I laughed, but Dean, who couldn’t help being serious about things even when he saw the joke, was frowning and polishing his glasses furiously. “You’ll be in trouble if someone sees that.” He hesitated and added, “The wrong someone.” He hesitated again, looking nearsightedly around almost as if he expected to see that the walls had grown ears, before finishing: “Someone like Percy Kiss-My-Ass-and-Go-to-Heaven Wetmore.”
“Huh,” Brutal said. “The day Percy Wetmore sits his narrow shanks down here at this desk will be the day I resign.”
“You won’t have to,” Dean said. “They’ll fire you for making jokes in the visitors’ book if Percy puts the right word in the right ear. And he can. You know he can.”
Brutal glowered but said nothing. I reckoned that later on that night he would erase what he had written. And if he didn’t, I would.
The next night, after getting first Bitterbuck and then The President over to D Block, where we showered our group after the regular cons were locked down, Brutal asked me if we shouldn’t have a look for Steamboat Willy down there in the restraint room.
“I guess we ought to,” I said. We’d had a good laugh over that mouse the night before, but I knew that if Brutal and I found it down there in the restraint room—particularly if we found it had gnawed itself the beginnings of a nest in one of the padded walls—we would kill it. Better to kill the scout, no matter how amusing it might be, than have to live with the pilgrims. And, I shouldn’t have to tell you, neither of us was very squeamish about a little mouse-murder. Killing rats was what the state paid us for, after all.
But we didn’t find Steamboat Willy—later to be known as Mr. Jingles—that night, not nested in the soft walls, or behind any of the collected junk we hauled out into the corridor. There was a great deal of junk, too, more than I would have expected, because we hadn’t had to use the restraint room in a long time. That would change with the advent of William Wharton, but of course we didn’t know that at the time. Lucky us.

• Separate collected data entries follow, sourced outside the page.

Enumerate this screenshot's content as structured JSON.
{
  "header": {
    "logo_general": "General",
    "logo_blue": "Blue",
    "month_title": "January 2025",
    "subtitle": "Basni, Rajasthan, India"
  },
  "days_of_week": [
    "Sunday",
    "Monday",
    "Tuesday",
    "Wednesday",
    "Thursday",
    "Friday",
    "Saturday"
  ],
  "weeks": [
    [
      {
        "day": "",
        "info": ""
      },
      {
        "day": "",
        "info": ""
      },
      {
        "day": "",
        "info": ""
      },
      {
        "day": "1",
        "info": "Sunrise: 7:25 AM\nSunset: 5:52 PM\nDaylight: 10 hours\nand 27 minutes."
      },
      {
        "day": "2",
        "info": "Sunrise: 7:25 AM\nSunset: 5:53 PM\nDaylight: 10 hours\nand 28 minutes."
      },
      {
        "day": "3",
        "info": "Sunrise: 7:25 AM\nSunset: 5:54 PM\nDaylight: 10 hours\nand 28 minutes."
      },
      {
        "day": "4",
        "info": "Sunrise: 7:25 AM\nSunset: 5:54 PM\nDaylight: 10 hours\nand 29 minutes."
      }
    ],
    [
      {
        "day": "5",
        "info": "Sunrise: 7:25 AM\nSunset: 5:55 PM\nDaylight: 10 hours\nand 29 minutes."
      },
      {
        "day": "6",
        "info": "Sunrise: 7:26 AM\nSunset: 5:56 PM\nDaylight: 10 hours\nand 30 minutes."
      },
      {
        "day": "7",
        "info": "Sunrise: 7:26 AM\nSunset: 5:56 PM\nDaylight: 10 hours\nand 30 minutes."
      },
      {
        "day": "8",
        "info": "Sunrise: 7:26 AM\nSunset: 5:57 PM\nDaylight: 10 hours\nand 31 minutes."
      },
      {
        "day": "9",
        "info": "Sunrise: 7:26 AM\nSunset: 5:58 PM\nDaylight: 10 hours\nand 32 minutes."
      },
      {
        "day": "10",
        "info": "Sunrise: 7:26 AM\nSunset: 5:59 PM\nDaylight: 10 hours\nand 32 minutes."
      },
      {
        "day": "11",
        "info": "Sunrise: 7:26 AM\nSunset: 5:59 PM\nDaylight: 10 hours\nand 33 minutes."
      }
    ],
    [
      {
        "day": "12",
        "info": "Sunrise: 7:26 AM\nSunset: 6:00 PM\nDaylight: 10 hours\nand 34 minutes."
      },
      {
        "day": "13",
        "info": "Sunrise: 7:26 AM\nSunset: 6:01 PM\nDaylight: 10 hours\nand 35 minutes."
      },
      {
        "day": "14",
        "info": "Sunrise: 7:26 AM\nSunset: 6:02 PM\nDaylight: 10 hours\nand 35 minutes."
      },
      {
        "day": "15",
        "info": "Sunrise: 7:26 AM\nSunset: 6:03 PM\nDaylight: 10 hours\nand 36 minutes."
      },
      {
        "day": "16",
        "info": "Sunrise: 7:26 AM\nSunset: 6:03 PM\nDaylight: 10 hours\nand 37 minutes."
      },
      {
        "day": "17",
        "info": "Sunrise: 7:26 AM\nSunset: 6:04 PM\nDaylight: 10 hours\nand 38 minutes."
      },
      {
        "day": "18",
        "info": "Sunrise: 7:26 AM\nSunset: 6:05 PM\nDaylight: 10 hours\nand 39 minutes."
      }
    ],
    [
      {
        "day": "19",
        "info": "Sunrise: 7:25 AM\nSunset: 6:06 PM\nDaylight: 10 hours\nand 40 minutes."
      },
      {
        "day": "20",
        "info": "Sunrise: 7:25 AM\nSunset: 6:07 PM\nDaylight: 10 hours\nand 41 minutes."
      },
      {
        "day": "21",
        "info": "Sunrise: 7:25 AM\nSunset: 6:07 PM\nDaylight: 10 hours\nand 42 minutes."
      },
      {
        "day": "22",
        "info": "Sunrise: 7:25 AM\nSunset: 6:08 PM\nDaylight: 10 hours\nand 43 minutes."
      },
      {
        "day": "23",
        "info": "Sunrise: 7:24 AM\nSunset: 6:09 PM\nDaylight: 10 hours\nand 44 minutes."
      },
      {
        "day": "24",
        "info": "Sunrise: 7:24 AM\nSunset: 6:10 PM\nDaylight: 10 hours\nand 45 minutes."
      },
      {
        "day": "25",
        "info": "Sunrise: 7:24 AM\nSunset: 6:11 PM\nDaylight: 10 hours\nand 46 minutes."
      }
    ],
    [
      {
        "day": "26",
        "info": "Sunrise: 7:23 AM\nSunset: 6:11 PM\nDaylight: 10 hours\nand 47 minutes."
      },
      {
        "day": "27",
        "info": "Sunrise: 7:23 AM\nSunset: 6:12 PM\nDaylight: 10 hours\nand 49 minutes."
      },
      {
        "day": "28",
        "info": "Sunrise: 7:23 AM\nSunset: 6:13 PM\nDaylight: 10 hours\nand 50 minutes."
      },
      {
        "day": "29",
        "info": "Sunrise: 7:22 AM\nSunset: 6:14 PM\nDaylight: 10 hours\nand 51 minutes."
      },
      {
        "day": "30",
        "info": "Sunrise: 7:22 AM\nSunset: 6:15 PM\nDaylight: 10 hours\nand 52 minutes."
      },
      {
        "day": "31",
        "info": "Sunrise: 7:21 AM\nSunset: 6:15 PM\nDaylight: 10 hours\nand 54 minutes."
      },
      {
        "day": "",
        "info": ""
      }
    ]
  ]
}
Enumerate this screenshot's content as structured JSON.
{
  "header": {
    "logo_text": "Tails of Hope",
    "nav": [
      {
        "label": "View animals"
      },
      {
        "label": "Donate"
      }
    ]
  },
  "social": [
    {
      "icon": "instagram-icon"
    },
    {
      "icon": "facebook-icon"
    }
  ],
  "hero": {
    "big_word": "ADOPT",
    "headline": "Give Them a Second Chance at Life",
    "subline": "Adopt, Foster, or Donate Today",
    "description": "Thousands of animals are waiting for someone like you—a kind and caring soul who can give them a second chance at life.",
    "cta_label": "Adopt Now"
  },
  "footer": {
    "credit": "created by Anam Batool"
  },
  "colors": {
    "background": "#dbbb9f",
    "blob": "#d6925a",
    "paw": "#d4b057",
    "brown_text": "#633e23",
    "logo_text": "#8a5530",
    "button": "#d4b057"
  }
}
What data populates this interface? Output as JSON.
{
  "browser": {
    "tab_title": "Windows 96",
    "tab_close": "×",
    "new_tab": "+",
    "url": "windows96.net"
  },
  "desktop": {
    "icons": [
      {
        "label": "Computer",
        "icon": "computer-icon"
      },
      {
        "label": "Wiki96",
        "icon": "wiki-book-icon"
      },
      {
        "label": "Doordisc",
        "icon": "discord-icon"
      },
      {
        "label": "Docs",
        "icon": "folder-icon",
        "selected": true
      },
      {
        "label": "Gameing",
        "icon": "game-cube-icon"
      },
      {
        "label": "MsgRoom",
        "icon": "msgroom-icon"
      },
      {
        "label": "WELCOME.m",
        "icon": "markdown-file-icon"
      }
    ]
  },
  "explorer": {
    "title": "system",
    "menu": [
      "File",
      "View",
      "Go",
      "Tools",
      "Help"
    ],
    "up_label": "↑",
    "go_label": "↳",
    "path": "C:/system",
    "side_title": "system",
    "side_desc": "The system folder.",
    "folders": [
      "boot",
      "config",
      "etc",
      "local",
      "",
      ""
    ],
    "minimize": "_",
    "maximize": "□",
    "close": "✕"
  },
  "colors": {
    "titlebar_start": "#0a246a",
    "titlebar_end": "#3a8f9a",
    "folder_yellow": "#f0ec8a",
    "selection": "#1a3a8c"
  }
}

“Where’d it go?” Brutal asked at last, wiping sweat off the back of his neck with a big blue bandanna. “No hole, no crack… there’s that, but—” He pointed to the drain in the floor. Below the grate, which the mouse could have gotten through, was a fine steel mesh that not even a fly would have passed. “How’d it get in? How’d it get out?”
“I don’t know,” I said.
“He did come in here, didn’t he? I mean, the three of us saw him.”
“Yep, right under the door. He had to squeeze a little, but he made it.”
“Gosh,” Brutal said—a word that sounded strange, coming from a man that big. “It’s a good thing the cons can’t make themselves small like that, isn’t it?”
“You bet,” I said, running my eye over the canvas walls one last time, looking for a hole, a crack, anything. There was nothing. “Come on. Let’s go.”
Steamboat Willy showed up again three nights later, when Harry Terwilliger was on the duty desk. Percy was also on, and chased the mouse back down the Green Mile with the same mop Dean had been thinking of using. The rodent avoided Percy easily, slipping through the crack beneath the restraint-room door a hands-down winner. Cursing at the top of his voice, Percy unlocked the door and hauled all that shit out again. It was funny and scary at the same time, Harry said. Percy was vowing he’d catch the goddam mouse and tear its diseased little head right off, but he didn’t, of course. Sweaty and disheveled, the shirttail of his uniform hanging out in the back, he returned to the duty desk half an hour later, brushing his hair out of his eyes and telling Harry (who had sat serenely reading through most of the ruckus) that he was going to put a strip of insulation on the bottom of the door down there; that would solve the vermin problem, he declared.
“Whatever you think is best, Percy,” Harry said, turning a page of the oat opera he was reading. He thought Percy would forget about blocking the crack at the bottom of that door, and he was right.